Die Macht der Worte

„Warum kreischen Sie denn herum wie eine Krähe?“, fragt mich der Mann am Telefon. Mir fallen einige Antworten ein: „Erstens kreische ich nicht – ich rede etwas lauter als sonst, und das tut mir leid. Zweitens bin ich nun mal überhaupt kein Glücksspiel-Teilnehmer. Und drittens habe ich das schon mehreren Ihrer Kollegen gesagt – in diversen kurzen Telefonaten: Mir wurde wiederholt zugesichert, man würde mich aus dem System nehmen.“ Nichts davon sage ich und lege auf. Das ist unhöflich, ich weiß. Aber ich rechne nicht mehr damit, dass MEINE Meinung in dieser Frage eine Rolle spielt. Zu oft schon hatte ich mein Desinteresse (freundlich und wortreich) bekundet – und einige Wochen später einen weiteren Anruf erhalten.

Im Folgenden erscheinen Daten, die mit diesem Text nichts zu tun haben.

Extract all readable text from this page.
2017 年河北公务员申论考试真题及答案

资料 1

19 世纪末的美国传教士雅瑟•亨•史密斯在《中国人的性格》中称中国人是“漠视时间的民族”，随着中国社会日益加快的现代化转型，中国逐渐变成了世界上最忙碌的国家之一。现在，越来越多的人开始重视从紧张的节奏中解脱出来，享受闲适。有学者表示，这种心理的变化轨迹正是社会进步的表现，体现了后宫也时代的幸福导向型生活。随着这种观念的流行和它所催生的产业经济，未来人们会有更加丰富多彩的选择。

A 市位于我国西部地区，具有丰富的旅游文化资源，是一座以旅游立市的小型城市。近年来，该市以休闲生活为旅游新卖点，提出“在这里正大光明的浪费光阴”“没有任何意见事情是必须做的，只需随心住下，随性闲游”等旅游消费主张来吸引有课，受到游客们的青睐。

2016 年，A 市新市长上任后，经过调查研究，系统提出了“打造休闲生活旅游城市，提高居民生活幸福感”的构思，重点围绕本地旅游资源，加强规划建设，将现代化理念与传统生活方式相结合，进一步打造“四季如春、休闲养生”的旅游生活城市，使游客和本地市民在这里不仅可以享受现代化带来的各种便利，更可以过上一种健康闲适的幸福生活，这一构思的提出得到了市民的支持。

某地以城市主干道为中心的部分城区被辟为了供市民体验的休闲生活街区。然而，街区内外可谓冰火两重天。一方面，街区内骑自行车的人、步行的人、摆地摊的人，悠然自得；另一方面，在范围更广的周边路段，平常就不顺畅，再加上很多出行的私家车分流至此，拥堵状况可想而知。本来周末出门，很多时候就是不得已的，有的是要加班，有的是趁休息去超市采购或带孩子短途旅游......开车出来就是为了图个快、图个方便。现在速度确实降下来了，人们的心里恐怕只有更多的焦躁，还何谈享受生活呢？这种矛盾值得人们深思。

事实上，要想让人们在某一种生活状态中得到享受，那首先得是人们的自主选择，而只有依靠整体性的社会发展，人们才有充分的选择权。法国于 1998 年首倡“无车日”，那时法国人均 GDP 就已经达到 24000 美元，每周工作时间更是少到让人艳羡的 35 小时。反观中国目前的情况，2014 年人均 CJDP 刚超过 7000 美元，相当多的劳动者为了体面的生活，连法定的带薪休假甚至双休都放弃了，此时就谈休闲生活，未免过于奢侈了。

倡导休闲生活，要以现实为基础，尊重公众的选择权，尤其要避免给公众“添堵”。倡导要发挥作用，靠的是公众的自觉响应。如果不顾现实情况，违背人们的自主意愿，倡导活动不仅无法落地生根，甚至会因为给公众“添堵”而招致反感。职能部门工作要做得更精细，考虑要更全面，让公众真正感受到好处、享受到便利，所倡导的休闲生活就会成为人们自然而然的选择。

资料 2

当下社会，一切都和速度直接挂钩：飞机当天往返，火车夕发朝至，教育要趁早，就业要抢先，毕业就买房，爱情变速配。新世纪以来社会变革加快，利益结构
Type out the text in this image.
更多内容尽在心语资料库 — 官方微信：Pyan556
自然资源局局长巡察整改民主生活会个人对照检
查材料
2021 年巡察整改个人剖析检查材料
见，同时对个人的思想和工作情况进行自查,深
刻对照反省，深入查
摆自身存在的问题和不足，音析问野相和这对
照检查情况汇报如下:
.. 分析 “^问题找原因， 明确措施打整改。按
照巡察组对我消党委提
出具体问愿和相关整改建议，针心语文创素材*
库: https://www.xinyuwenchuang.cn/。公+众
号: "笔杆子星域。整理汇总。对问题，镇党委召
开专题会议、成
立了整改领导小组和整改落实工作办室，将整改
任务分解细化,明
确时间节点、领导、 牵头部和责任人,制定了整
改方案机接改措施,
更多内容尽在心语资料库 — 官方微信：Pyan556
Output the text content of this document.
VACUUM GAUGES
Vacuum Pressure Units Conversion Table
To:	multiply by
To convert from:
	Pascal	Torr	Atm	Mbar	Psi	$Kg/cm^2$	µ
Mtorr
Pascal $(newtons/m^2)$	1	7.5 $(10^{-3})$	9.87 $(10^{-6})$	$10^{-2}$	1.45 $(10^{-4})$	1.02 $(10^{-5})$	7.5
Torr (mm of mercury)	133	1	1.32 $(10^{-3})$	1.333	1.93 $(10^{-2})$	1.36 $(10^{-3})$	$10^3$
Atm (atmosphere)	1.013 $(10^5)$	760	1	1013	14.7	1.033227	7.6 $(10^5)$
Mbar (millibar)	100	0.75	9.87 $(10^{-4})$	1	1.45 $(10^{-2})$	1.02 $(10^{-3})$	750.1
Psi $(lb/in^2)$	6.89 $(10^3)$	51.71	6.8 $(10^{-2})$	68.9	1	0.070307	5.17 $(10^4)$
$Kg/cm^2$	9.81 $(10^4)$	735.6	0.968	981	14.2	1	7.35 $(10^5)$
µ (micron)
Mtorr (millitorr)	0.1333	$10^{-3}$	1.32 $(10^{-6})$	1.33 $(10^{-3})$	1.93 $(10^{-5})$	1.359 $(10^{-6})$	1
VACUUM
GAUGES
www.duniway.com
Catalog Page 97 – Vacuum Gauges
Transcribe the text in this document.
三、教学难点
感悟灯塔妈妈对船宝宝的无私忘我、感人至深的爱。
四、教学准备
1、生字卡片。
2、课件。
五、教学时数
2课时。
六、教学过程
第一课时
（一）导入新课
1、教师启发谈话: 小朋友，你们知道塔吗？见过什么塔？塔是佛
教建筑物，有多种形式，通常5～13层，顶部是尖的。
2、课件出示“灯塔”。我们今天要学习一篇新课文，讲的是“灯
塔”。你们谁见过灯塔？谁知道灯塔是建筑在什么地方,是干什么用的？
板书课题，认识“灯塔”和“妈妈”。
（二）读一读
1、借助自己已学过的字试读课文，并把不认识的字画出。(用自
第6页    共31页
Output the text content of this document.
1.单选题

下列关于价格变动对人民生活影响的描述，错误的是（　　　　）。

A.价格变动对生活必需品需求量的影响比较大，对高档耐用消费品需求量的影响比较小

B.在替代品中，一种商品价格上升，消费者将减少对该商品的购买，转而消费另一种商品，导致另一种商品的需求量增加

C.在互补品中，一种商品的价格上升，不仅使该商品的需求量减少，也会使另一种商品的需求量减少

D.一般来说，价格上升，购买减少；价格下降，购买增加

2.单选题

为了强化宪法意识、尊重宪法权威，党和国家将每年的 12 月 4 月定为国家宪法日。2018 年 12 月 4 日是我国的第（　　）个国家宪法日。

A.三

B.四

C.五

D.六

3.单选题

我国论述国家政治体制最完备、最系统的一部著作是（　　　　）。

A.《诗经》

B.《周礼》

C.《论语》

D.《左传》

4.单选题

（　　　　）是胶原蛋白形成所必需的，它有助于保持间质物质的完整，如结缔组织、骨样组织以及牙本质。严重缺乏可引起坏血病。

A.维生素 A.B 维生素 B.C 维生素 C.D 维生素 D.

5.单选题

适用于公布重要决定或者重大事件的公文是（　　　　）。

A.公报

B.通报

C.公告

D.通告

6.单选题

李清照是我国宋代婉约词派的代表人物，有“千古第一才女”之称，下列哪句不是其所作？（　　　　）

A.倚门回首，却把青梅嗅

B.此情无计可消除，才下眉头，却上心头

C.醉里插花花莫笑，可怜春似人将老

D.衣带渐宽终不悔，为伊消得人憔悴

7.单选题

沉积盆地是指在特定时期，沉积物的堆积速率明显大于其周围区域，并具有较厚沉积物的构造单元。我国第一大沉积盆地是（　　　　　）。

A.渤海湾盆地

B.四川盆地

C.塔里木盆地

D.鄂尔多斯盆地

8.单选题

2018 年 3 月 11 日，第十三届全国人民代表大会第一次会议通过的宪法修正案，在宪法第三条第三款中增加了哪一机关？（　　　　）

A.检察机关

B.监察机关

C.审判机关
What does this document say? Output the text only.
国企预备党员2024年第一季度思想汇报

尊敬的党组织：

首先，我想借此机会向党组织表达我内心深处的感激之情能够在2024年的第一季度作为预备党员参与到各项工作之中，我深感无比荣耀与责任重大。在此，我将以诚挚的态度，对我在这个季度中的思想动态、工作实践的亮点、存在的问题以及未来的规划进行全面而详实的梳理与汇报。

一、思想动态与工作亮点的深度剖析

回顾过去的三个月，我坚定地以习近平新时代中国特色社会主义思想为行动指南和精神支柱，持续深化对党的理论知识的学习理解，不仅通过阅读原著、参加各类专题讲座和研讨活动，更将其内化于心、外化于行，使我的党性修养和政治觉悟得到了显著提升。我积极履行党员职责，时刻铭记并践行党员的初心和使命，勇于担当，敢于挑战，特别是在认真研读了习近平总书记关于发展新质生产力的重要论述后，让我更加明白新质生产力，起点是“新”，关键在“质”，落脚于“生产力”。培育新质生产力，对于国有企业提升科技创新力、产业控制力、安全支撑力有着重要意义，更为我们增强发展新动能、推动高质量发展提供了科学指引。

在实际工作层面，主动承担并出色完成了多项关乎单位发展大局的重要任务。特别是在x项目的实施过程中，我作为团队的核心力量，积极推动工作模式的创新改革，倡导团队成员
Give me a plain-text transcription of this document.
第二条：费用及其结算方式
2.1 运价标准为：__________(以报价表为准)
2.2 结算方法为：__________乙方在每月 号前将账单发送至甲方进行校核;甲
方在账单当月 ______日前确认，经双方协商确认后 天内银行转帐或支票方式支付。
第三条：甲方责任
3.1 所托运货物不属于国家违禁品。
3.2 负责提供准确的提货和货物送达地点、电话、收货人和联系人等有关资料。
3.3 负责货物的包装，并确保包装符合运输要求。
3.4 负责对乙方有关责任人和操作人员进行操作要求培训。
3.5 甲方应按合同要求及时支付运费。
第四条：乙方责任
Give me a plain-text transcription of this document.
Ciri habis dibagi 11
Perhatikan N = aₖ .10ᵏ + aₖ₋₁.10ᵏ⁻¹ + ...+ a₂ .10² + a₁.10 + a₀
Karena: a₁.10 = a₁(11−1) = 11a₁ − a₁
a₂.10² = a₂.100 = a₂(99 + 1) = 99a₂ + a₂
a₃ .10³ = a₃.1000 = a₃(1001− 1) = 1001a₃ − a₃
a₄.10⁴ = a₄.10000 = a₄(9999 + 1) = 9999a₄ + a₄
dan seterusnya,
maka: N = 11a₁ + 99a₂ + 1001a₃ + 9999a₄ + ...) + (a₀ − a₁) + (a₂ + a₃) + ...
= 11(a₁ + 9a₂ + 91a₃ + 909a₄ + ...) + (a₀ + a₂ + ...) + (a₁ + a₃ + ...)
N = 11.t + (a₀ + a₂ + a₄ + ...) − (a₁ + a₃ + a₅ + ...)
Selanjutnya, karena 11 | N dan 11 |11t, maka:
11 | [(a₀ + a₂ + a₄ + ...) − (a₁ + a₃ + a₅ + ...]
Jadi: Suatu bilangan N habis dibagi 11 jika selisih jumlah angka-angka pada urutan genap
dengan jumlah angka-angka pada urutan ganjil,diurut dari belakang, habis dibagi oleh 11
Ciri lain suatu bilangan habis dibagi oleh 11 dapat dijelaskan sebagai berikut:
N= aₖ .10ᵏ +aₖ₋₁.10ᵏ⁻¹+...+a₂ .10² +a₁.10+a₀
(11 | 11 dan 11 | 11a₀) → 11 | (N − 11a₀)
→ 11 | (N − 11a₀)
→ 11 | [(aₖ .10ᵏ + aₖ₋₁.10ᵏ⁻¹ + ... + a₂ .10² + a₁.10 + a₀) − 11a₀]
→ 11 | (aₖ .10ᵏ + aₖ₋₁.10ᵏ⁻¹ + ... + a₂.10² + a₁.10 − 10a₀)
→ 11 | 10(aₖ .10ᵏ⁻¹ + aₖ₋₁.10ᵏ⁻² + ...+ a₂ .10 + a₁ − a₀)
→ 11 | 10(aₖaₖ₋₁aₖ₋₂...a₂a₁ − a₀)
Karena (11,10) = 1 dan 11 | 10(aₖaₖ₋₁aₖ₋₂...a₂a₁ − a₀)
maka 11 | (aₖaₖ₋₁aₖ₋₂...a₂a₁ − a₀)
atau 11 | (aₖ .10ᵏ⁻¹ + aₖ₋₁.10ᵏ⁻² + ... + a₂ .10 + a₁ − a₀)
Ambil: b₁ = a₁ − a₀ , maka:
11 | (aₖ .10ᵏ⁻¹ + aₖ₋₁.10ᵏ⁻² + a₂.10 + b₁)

Derartige Gespräche ärgern mich, meine eigene Reaktion ebenfalls. Ich habe sicher nicht gekreischt wie eine Krähe; aber ich bin wohl etwas lauter geworden. Erzählt mir ein Anrufer von einem „Glücksspiel“, denke ich sofort: „Nicht schon wieder“, und, „das kann doch nicht wahr sein.“ Denn ich habe alles probiert: geduldig zuhören und mich freundlich erklären; sachlich verkünden, dass ich kein Interesse habe – gern auch mehrmals; ohne Erklärung direkt auflegen. Es führt wahrscheinlich ebensowenig zum Erfolg, etwas lauter zu werden. Das Thema ist geeignet, mich zu frustrieren; der heutige Vergleich mit einer kreischenden Krähe macht mich zusätzlich wütend.

Ein ähnlich gelagertes Telefongespräch fällt mir ein. Es ist lange her, damals hatten wir vier kleine Kinder. Der Anrufer fragte, ob ich mit regelmäßigen finanziellen Zuwendungen ein Projekt für Kinder unterstützen würde. Ich lehnte ab – derartige Dinge bespreche ich nicht am Telefon. „Sie haben wohl nichts für Kinder übrig, was?“, schloss daraufhin mein Gesprächspartner. Auch damals legte ich auf, ohne noch etwas zu sagen. Aber ich war wütend – und das ließ sich nicht ebenso leicht beenden wie das Telefonat.

Es erschreckt mich immer wieder, welche Macht die Worte Unbekannter über mein Befinden haben.